Народ собирается на совещание, пора и Кате идти в зал.
По узенькой скрипучей лесенке она поднялась на сцену, заставленную старыми декорациями. Пахло олифой, пылью, чем-то нежилым, неуютным: задворками театра. Шарканье ног, голоса, скрип стульев – весь шум постепенно заполнявшегося народом зала здесь был слышен уже не приглушенно. Эту заднюю часть сцены от того места, где стоял длинный красный стол президиума, отделял лишь занавес.
Из-за косо стоящей фанерной колонны с облупившейся побелкой Катя неожиданно увидела около занавеса двух человек. Коренастый, крепко стоящий на расставленных ногах, секретарь обкома Курганов, заложив за спину руки, выжидательно снизу вверх смотрел на Мансурова. Павел Сергеевич, вытянувшийся, какой-то собранно-решительный, тоже в упор щупающим взглядом уставился на Курганова. По выражению его лица Катя поняла, что идет такой разговор, где свидетели нежелательны, и что ей в эту минуту просто неудобно проходить мимо, лучше переждать.
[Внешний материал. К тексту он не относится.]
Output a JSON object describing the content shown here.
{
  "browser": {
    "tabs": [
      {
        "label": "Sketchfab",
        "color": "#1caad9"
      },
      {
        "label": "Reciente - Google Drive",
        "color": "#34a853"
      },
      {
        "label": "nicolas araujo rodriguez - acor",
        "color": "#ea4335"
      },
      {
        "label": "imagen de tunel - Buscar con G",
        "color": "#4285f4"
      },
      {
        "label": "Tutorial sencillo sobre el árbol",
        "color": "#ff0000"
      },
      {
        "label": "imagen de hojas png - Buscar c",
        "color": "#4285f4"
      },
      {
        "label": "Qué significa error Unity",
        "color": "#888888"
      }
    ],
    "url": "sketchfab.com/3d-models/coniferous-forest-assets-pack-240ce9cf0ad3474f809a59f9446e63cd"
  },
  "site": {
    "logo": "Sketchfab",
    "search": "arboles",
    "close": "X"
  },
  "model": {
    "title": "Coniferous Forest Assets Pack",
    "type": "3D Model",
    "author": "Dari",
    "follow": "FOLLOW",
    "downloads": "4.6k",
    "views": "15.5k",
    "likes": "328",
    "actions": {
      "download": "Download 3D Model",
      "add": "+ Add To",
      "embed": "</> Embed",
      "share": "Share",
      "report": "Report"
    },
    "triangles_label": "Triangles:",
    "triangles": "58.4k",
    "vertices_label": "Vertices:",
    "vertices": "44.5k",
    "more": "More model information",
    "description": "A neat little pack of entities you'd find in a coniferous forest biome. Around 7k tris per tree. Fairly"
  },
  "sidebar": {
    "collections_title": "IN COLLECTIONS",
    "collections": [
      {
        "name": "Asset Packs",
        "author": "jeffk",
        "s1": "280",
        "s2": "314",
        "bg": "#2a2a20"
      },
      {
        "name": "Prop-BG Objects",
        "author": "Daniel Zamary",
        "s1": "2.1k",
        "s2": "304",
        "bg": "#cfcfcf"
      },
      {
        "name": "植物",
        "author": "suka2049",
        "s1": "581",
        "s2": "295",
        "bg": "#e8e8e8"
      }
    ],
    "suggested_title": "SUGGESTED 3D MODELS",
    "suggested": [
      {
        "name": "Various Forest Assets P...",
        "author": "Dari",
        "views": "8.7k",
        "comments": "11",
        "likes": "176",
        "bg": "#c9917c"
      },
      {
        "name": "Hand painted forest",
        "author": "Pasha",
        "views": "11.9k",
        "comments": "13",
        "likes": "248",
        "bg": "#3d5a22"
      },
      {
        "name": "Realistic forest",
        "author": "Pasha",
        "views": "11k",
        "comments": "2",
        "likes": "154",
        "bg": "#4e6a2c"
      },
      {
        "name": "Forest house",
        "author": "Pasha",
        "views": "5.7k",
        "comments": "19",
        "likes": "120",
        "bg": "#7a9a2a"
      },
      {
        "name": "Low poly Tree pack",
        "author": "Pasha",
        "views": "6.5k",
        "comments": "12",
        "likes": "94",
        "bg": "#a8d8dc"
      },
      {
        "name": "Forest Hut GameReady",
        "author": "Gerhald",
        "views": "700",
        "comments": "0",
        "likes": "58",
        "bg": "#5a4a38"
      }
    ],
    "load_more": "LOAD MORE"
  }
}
– Мне очень хотелось сказать вам несколько слов, – негромким, но четким голосом говорил Мансуров, – в последние дни никак не мог улучить время встретиться наедине.
Кате было видно его похудевшее лицо, остро обозначившиеся скулы, глаза в усталых коричневых глазницах потеряли знакомую твердость, ищущим, щупающим взглядом они блуждали по Курганову. Какая-то пронзительная, нежная жалость залила Катину душу – страдает, никем не понятый, кроме нее, Кати, для всех чужой.
– А почему нам нельзя было говорить на людях? – возразил Курганов. И Катю покоробил его сухой, недружелюбный тон.
– Мне кажется, Алексей Владимирович, есть вещи, которые безрассудно выносить на широкое обсуждение, не поговорив о них заранее.
Курганов лишь поглядел с подчеркнутым вниманием на часы.
– Мне тяжело признаться, – продолжал Мансуров, – но приходится… Со всей откровенностью, с болью, Алексей Владимирович, говорю вам: да, я понял – Гмызин прав… Прав целиком…
«Целиком?.. Зачем же так? Гмызин не может быть прав целиком! – К жалости Кати прибавился страх. – Неужели испугался? Невозможно! Не тот человек!»
– Я перегнул со скотом. Моя вина – не послушал советов, не рассчитал, не спохватился вовремя… А история с кормоцехами, когда отмахнулся от здравых предупреждений…
«Со скотом не прав, с кормоцехами не прав?.. Что он говорит?» – Катя, сжавшись, с испугом следила за Мансуровым, а тот тем же негромким, твердым голосом продолжал:
– Как видите, Алексей Владимирович, я ничего перед вами не скрываю, выворачиваю душу. Если прежде меня можно было упрекнуть в нечестности, если до сих пор я изворачивался, боялся, как бы обо мне плохо не подумали, то теперь хочу говорить открыто…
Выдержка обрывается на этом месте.